Neil was an early advocate of the 2003 invasion of Iraq, describing the case for war and regime change advanced by Tony Blair and George W. Bush as "convincing" and "masterful". Neil claimed, in 2002, that Iraq had "embarked on a worldwide shopping spree to buy the technology and material needed to construct weapons of mass destruction - and the missile systems needed to deliver them across great distances", and that "the suburbs of Baghdad are now dotted with secret installations, often posing as hospitals or schools, developing missile fuel, bodies and guidance systems, chemical and biological warheads and, most sinister of all, a renewed attempt to develop nuclear weapons." He also claimed that Saddam Hussein would provide Al-Qaeda with weapons of mass destruction and had links to the September 11 attacks.

Private Eye

The British satirical and investigative journalism magazine Private Eye has referred to Neil by the nickname "Brillo" after his wiry hair which is seen as bearing a resemblance to a Brillo Pad, a brand of scouring pad.

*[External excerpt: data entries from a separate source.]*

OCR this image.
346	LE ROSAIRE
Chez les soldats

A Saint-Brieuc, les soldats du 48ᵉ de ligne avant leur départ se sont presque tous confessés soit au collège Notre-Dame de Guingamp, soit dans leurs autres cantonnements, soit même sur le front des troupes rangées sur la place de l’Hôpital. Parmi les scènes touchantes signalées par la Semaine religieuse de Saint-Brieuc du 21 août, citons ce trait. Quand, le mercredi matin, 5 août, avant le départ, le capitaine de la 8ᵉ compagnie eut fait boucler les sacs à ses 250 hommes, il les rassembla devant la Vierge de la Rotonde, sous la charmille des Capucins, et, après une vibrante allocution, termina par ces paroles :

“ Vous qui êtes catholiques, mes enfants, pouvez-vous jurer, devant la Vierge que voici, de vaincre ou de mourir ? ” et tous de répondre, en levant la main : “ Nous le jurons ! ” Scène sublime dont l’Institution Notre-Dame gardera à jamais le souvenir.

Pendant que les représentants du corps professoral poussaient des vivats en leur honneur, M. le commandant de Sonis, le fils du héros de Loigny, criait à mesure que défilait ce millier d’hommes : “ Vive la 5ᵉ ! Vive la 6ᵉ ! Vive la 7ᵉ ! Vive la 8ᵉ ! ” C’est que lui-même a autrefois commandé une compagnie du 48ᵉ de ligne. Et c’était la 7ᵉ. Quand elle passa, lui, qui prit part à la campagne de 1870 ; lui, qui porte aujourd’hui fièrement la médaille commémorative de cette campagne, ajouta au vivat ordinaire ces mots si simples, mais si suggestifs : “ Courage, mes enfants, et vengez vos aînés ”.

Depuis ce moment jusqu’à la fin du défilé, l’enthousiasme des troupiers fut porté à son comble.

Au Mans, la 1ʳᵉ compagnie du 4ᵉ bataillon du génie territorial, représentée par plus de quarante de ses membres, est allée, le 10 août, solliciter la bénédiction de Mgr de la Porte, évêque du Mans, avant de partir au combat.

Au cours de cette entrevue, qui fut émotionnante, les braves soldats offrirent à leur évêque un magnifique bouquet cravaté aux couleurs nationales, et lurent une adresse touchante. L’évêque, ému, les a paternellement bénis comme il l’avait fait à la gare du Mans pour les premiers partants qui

A photograph of Neil in a vest and baseball cap, embracing a woman (often mistaken for Pamella Bordes, a former Miss India, but really an African-American make-up artist with whom Neil was once involved) appeared frequently for many years in the magazine. A longrunning joke within the letters page is that a reader will ask the editor if he has any photographs related to some topic in the news, frequently accompanied by a reference to the woman's ethnicity. By double entendre, it can be construed as a request for this photo, which was duly published alongside the letter. Neil has found "fascinating" what he sees as an example of "public school racism" on the part of the magazine's editorial staff.

Personal life

Neil married Susan Nilsson on 8 August 2015. He had dated the Swedish civil and structural engineer for several years. Nilsson is currently Director of Communications of engineering and environmental consultancy Waterman Group Plc. By 2006 he had 14 godchildren but he has no children of his own.